Ajoutons que notre équipe est constituée entièrement de bénévoles.
Nous sommes tout à fait au début. Mais nous recevons énormément de messages d’encouragements, suite à un simple post sur LinkedIn qui a été abondamment repris. Sans doute parce que nous répondons à un vrai besoin. Ce qui plait, c’est la simplicité d’utilisation de notre outil et notre approche citoyenne, indépendante et transparente, et le fait qu’on met à disposition une très grande variété de sources.
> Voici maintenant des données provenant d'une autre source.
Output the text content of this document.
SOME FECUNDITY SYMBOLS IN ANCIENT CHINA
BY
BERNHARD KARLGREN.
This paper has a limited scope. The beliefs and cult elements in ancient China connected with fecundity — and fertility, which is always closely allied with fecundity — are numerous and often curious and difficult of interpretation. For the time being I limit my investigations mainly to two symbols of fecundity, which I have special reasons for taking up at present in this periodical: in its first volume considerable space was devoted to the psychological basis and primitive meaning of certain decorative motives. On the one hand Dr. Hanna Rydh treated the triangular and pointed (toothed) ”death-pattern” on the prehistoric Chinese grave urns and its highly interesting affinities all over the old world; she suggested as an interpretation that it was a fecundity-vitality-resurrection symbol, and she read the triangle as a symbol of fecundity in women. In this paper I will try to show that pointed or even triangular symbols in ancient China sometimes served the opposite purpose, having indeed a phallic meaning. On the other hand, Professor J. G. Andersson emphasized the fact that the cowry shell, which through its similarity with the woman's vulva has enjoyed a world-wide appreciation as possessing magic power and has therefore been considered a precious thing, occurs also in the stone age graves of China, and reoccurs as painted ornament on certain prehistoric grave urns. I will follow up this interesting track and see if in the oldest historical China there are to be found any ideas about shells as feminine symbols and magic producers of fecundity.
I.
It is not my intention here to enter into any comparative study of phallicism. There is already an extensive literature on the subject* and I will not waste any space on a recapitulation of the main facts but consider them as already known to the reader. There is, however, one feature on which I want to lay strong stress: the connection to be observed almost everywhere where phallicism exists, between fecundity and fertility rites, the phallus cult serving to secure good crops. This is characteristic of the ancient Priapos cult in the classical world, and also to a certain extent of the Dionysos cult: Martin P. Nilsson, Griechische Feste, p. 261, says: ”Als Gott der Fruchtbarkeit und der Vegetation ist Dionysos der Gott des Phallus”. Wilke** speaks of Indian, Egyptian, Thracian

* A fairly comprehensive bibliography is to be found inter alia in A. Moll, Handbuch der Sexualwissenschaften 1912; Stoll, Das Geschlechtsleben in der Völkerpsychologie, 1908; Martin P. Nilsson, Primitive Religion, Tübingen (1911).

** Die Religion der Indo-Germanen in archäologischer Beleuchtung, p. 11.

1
Nous nous sommes rapprochés de personnes expertes dans ce domaine comme la journaliste d’investigation Aude Favre, le cofondateur de Courrier international Maurice Ronai (qui fait partie de l’équipe), le fondateur de Conspiracy Watch, Rudy Reichstadt, la chercheuse Camille François, qui a créé et codirige un laboratoire d’innovation sur l’IA et la démocratie, Benjamin Tainturier, enseignant en culture numérique à Sciences Po Dijon… Vera s’appuie sur une première liste de plus de soixante sites et services de fact-checking dans le monde, signataires du code de principes de l’IFCN (International Fact-Checking Network) ou membres de l’EFCSN (Réseau européen de vérification des faits). Nous complétons progressivement cette première liste pour couvrir le plus grand nombre de pays possible. Nous prenons en compte aussi bien les services et rubriques de fact-checking adossés à des médias que les sites de fact-checking indépendants animés par des collectifs spécialisés.
En appui des sites de fact-checking, nous avons constitué une liste de plus de 250 sources de référence, réputées pour leur sérieux et leur indépendance vis-à-vis des gouvernements et des intérêts économiques : agences de presse, grands quotidiens et médias radio ou télévision réputés, afin de couvrir une diversité de points de vue tout en garantissant la fiabilité des réponses. Nous nous sommes appuyés sur le guide des sources de Courrier International, que nous complétons progressivement avec des revues scientifiques de premier plan comme Science, Nature ou New Scientist, et des publications de vulgarisation scientifique comme Epsiloon, Futura-Sciences ou l’agence Science presse. La liste de toutes les sources utilisées par Vera est disponible publiquement.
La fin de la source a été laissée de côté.